Contextualising evidence-based recommendations for the second wave of the COVID-19 pandemic in India
15 Jun, 2021
During the second wave of the COVID-19 pandemic
in India, which began in March, 2021, demand on the
health-care system has far exceeded capacity. Despite
crippling shortages, patients are prescribed a battery
of ineffective therapeutic interventions. Ivermectin,
hydroxychloroquine, and herbal cocktails continue to
receive state patronage. On May 8, 2021, 2-deoxyD-glucose was given emergency authorisation, stating
that it will “save precious lives” without any published
evidence that it impacts mortality.5
An entrenched
culture of polypharmacy and gestalt-driven practice
among physicians has resulted in indiscriminate and
unwarranted use of remdesivir, favipiravir, azithromycin,
doxycycline, plasma therapy, and most recently baricitanib and bevacizumab, regardless of disease severity
or drug efficacy. Excessive and inappropriate use of
steroids could be contributing to the alarming rise of
mucormycosis in patients recovering from COVID-19.
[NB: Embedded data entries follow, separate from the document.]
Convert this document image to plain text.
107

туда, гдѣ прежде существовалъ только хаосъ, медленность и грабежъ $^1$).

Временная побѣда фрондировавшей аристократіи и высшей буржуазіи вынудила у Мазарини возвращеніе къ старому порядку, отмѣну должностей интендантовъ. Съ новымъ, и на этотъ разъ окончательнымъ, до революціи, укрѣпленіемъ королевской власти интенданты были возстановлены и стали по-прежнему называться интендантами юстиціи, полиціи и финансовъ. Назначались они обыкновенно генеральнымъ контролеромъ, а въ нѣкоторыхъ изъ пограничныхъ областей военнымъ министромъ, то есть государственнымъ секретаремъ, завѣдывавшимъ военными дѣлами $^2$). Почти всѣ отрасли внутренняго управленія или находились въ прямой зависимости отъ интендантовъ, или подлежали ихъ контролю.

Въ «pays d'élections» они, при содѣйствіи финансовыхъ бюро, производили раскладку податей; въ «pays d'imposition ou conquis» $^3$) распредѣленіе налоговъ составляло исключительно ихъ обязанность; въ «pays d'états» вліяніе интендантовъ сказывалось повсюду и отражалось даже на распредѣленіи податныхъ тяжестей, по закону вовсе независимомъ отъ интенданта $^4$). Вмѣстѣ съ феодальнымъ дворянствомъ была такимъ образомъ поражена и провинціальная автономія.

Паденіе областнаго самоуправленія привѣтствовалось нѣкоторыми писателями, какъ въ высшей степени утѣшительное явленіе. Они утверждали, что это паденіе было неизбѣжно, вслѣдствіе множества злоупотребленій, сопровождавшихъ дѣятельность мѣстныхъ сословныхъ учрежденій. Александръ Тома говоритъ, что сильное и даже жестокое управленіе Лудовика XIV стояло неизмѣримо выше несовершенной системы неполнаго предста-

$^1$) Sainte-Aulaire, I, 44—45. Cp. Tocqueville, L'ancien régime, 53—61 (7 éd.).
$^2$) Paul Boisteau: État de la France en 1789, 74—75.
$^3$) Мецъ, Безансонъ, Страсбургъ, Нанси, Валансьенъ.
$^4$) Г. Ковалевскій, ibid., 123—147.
In rural India, where health-care infrastructure is
threadbare, and families are poor, patients can ill afford such expensive mistakes. Honing in on the most
high yield and affordable interventions, we propose
recommendations for testing and management, optimised to India’s current resource-constrained context
(table). Every clinical touchpoint should be used to
underscore masking, distancing, and vaccination.
Where RT-PCR test turnaround time is lengthy, or
when tests are unavailable, CT scans are being routinely
prescribed for diagnosing infection from SARS-CoV-2.
Serial scans are prescribed for prognostication; high CT
severity scores—regardless of clinical presentation—
then inadvertently trigger unwarranted hospitalisations.
This practice is neither standard of care nor an option
for most patients. In fact, we argue that in the throes of
this surge, it would be prudent to initiate treatment for
presumed infection if clinically warranted, and have all
with mild symptoms isolate for 14 days or until a test
result is available. In early May, 2021, national guidelines
were finally relaxed to allow such syndrome-based
diagnosis, ending a year of delayed or denied hospital
admissions due to slow or unavailable testing.